Flume internally converts every external source of data into a stream of 
*events*. Events are Flume's unit of data and are a simple and flexible 
representation. An event is composed of a *body* and *metadata*. The event 
body is a string of bytes representing the content of an event. For example, a 
line in a log file is represented as an event whose body was the actual byte 
representation of that line. The event metadata is a table of key / value 
pairs that capture some detail about the event, such as the time it was 
created or the name of the machine on which it originated. This table can be 
appended as an event travels along a Flume flow, and the table can be read to 
control the operation of individual components of that flow. For example, the 
machine name attached to an event can be used to control the output path where 
the event is written at the end of the flow.
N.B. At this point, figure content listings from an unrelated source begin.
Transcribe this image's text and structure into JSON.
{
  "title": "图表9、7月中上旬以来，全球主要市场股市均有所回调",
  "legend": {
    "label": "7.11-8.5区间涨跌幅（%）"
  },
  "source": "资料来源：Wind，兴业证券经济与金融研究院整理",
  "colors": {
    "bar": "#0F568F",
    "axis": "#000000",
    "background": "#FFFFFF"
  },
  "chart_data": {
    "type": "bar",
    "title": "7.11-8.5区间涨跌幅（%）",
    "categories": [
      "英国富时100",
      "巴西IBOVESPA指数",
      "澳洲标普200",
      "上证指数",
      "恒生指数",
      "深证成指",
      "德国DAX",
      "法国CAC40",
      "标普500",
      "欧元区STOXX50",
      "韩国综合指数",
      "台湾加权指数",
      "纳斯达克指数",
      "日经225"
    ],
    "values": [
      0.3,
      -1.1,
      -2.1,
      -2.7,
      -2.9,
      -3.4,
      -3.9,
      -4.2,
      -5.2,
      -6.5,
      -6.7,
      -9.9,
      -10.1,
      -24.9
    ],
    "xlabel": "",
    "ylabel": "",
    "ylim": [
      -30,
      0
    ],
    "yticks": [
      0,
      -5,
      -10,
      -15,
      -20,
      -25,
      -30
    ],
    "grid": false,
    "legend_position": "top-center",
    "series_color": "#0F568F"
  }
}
An event's body can be up to 32KB long - although this limit can be controlled 
via a system property, it is recommended that it is not changed in order to 
preserve performance.

=== Section Summary

In this section, you learned how to use Flume's +dump+ command to print data 
from a variety of different input sources to the console. You also learned 
about the *event*, the fundamental unit of data transfer in Flume.

The following table summarizes the sources described in this section.

.Flume Event 
Sources +console+ :: Stdin console 

+text("filename")+ :: One shot text file source.  One line is one event

+tail("filename")+ :: Similar to Unix's +tail -F+. One line is one event. 
Stays open for more data and follows filename if file rotated.

+multitail("file1"[, "file2"[, ...]])+ :: Similar to +tail+ source but follows 
multiple files.

+asciisynth(msg_count,msg_size)+ :: A source that synthetically generates 
msg_count random messages of size msg_size.  This converts all characters into 
printable ASCII characters.

+syslogUdp(port)+ :: Syslog over UDP port, port.  This is syslog compatible.

+syslogTcp(port)+ :: Syslog over TCP port, port. This is syslog-ng compatible.